Message par Jeremy Fox »

C'est un pur hasard mais le parcours a aujourd'hui pile 5 ans ; il finirait en beauté par le film de Peckinpah qui marque selon moi la parfaite frontière entre western classique et western moderne. Mais je poursuivrais néanmoins (à un rythme toujours moins soutenu) jusqu'au moins la fin de la décennie (j'avoue que je sature un tout petit peu quand même :wink: ). En revanche, au vu de ce qui arrive, il y a peu de chances pour que mon top 50 soit grandement modifié. Le voici donc peut-être pour l'une des dernières fois en sachant finalement que l'ordre importe peu (il pourrait être modifié selon les jours et l'humeur) mais qu'il s'agit d'une liste de mes westerns préférés.



Le Top 50

* 1- La Charge Héroïque (John Ford)
* 2- Les Affameurs (Anthony Mann)
* 3- Le Passage du Canyon (Jacques Tourneur)
* 4- Johnny Guitar (Nicholas Ray)
* 5- Decision at Sundown (Budd Boetticher)
* 6- Je suis un aventurier (Anthony Mann)
* 7- La Chevauchée de la vengeance (Budd Boetticher)
* 8- La Porte du Diable (Anthony Mann)
* 9- Le Massacre de Fort Apache (John Ford)
* 10- Au-Delà du Missouri (William Wellman)
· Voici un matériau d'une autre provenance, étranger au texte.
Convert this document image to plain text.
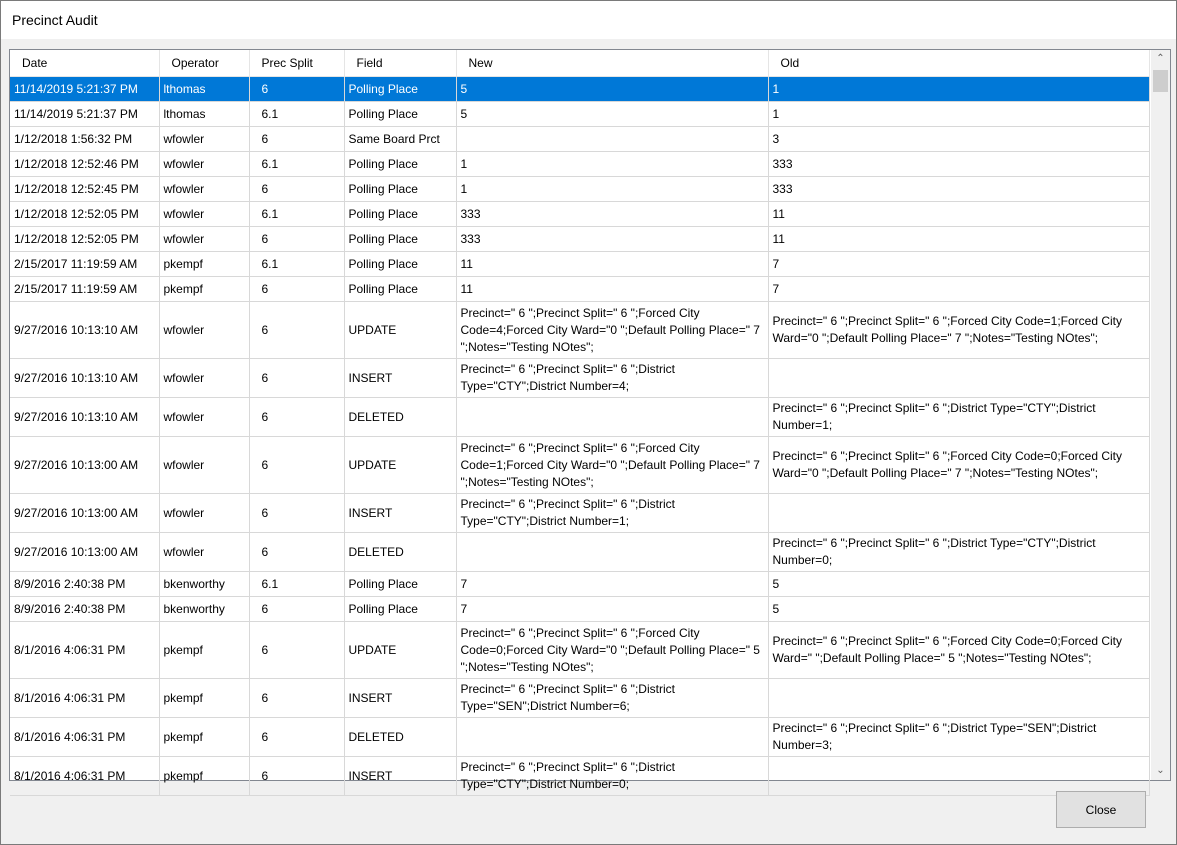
Precinct Audit
Date	Operator	Prec Split	Field	New	Old
11/14/2019 5:21:37 PM	lthomas	6	Polling Place	5	1
11/14/2019 5:21:37 PM	lthomas	6.1	Polling Place	5	1
1/12/2018 1:56:32 PM	wfowler	6	Same Board Prct		3
1/12/2018 12:52:46 PM	wfowler	6.1	Polling Place	1	333
1/12/2018 12:52:45 PM	wfowler	6	Polling Place	1	333
1/12/2018 12:52:05 PM	wfowler	6.1	Polling Place	333	11
1/12/2018 12:52:05 PM	wfowler	6	Polling Place	333	11
2/15/2017 11:19:59 AM	pkempf	6.1	Polling Place	11	7
2/15/2017 11:19:59 AM	pkempf	6	Polling Place	11	7
9/27/2016 10:13:10 AM	wfowler	6	UPDATE	Precinct=" 6 ";Precinct Split=" 6 ";Forced City Code=4;Forced City Ward="0 ";Default Polling Place=" 7 ";Notes="Testing NOtes";	Precinct=" 6 ";Precinct Split=" 6 ";Forced City Code=1;Forced City Ward="0 ";Default Polling Place=" 7 ";Notes="Testing NOtes";
9/27/2016 10:13:10 AM	wfowler	6	INSERT	Precinct=" 6 ";Precinct Split=" 6 ";District Type="CTY";District Number=4;	
9/27/2016 10:13:10 AM	wfowler	6	DELETED		Precinct=" 6 ";Precinct Split=" 6 ";District Type="CTY";District Number=1;
9/27/2016 10:13:00 AM	wfowler	6	UPDATE	Precinct=" 6 ";Precinct Split=" 6 ";Forced City Code=1;Forced City Ward="0 ";Default Polling Place=" 7 ";Notes="Testing NOtes";	Precinct=" 6 ";Precinct Split=" 6 ";Forced City Code=0;Forced City Ward="0 ";Default Polling Place=" 7 ";Notes="Testing NOtes";
9/27/2016 10:13:00 AM	wfowler	6	INSERT	Precinct=" 6 ";Precinct Split=" 6 ";District Type="CTY";District Number=1;	
9/27/2016 10:13:00 AM	wfowler	6	DELETED		Precinct=" 6 ";Precinct Split=" 6 ";District Type="CTY";District Number=0;
8/9/2016 2:40:38 PM	bkenworthy	6.1	Polling Place	7	5
8/9/2016 2:40:38 PM	bkenworthy	6	Polling Place	7	5
8/1/2016 4:06:31 PM	pkempf	6	UPDATE	Precinct=" 6 ";Precinct Split=" 6 ";Forced City Code=0;Forced City Ward="0 ";Default Polling Place=" 5 ";Notes="Testing NOtes";	Precinct=" 6 ";Precinct Split=" 6 ";Forced City Code=0;Forced City Ward=" ";Default Polling Place=" 5 ";Notes="Testing NOtes";
8/1/2016 4:06:31 PM	pkempf	6	INSERT	Precinct=" 6 ";Precinct Split=" 6 ";District Type="SEN";District Number=6;	
8/1/2016 4:06:31 PM	pkempf	6	DELETED		Precinct=" 6 ";Precinct Split=" 6 ";District Type="SEN";District Number=3;
8/1/2016 4:06:31 PM	pkempf	6	INSERT	Precinct=" 6 ";Precinct Split=" 6 ";District Type="CTY";District Number=0;	
⌃
⌄
Close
* 11- 3.10 pour Yuma (Delmer Daves)
* 12- Sept hommes à abattre (Budd Boetticher)
* 13- Coups de feu dans la Sierra (Sam Peckinpah)
* 14- La Dernière caravane (Delmer Daves)
* 15- L'Homme de la Plaine (Anthony Mann)
* 16- Convoi de Femmes (William Wellman)
* 17- La Ville Abandonnée (William Wellman)
* 18- Fort Bravo (John Sturges)
* 19- Le Convoi des Braves (John Ford)
* 20- Alamo (John Wayne)
* 21- Le Traître du Texas (Budd Boetticher)
* 22- La Rivière de nos Amours (André de Toth)
* 23- Rio Grande (John Ford)
* 24- Règlement de comptes à OK Corral (John Sturges)
* 25- Sur la Piste des Mohawks (John Ford)
* 26- Une Aventure de Buffalo Bill (Cecil B. DeMille)
* 27- Winchester 73 (Anthony Mann)
* 28- La Prisonnière du désert (John Ford)
* 29- Le Dernier train de Gun Hill (John Sturges)
* 30- L'Homme de l'Arizona (Budd Boetticher)
* 31- Le Mariage est pour Demain (Allan Dwan)
* 32- La Charge Victorieuse (John Huston)
* 33- Tomahawk (George Sherman)
* 34- Quatre étranges cavaliers (Allan Dwan)
* 35- Victime du destin (Raoul Walsh)
* 36- Rio Bravo (Howard Hawks)
* 37- La Dernière chasse (Richard Brooks)
* 38- Smith le Taciturne (Leslie Fenton)
* 39- Un Jeu Risqué (Jacques Tourneur)
* 40- Comanche Station (Budd Boetticher)
* 41- Duel dans la boue (Richard Fleischer)
* 42- La Cible Humaine (Henry King)
* 43- La Rivière Rouge (Howard Hawks)
* 44- La Charge Fantastique (Raoul Walsh)
* 45- La Piste des Géants (Raoul Walsh)
* 46- La Caravane Héroïque (Michael Curtiz)
* 47- Le Relais de l'or maudit (Roy Huggins)
* 48- Joe Dakota (Richard Bartlett)
* 49- La Flèche brisée (Delmer Daves)
* 50- L'aventurier du Texas (Budd Boetticher)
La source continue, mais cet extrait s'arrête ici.